What is Supernatural Reality?

Agency and Conscience are our first hints at a reality above and beyond this one that we looked around at the beginning of this article. These are qualities that are supernatural and therefore must be derived from some kind of supernature. What do we know about it?

In order to answer that, let’s consider what kind of things populate this supernature. Natural things followed an additive order: Objects are made of material, creatures are objects with life-force, beings are creatures with agency. We can imagine that supernature continues this chain. We can imagine a being without a material, object based form. Beings that are pure agency, pure conscience. I will refer to these as “angels”. But what governs agency and conscience when it is removed from natural reality? It no longer has instincts, it no longer has objects. What governs angels use of agency and conscience? Further still, where do angels come from? They cannot be created by beings, because beings are material. So they must come from, and be governed by, something else.

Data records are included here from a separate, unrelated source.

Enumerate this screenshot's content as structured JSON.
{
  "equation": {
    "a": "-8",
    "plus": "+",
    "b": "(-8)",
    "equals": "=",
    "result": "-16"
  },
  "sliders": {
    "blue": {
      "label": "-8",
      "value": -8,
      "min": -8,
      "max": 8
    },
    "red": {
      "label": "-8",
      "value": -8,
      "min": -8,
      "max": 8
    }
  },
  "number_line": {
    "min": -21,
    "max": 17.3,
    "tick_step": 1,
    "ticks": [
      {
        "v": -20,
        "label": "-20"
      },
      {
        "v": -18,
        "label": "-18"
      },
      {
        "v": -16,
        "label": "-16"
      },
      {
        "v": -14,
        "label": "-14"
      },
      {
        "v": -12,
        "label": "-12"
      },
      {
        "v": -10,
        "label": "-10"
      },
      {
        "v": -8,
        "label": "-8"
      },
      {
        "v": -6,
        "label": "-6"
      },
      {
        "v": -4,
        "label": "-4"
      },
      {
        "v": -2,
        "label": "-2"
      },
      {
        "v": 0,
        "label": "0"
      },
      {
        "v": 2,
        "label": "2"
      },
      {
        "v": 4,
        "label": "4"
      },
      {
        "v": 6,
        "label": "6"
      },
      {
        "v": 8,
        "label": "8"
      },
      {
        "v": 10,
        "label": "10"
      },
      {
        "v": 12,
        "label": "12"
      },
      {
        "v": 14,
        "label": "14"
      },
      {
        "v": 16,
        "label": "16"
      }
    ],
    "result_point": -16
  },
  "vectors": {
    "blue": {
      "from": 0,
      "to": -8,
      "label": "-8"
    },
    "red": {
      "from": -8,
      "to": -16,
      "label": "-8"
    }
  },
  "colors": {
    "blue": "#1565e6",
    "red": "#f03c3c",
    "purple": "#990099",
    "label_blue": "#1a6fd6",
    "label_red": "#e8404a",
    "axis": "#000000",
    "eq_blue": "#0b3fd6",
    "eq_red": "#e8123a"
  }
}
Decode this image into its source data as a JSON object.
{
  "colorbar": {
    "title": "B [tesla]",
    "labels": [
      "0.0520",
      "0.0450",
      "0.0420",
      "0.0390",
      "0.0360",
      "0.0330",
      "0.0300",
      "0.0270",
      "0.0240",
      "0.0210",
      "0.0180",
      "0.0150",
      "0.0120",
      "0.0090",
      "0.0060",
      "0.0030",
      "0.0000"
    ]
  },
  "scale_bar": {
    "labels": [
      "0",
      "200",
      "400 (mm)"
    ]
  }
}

That something else must be over and above angels, because angels must be governed by something, the way life-force is governed by instinct. That something else must be able to create angels out of nothing (out of no thing) because they are beings of pure agency and conscience. So the act of creating angels therefore must not reduce the thing that creates them, because it must be able to create other angels. I will call this something “the Divine”.

The Divine is the perfection of all things, because The Divine is irreducible. The Divine, being capable of creating supernatural beings (angels) out of no thing, what would prevent The Divine from being able to create things out of no thing?

Let us approach this from another direction. All Angels come directly from the Divine. All beings come from other beings. The first beings came from creatures. the first creatures came from objects. the first objects came from The Divine. The Divine is what Thomas Aquinas called the “Prime Mover”, the Uncaused Cause. The Divine is at the root of all things, and at the root of Reality.


[1] – When I give something a label, I am not using the proper metaphysical label. I am using common language, not jargon, for ease of representation. Try to shed any baggage a particular word carries, and consider only my definition for the time being. I hope to get more specific in subsequent articles.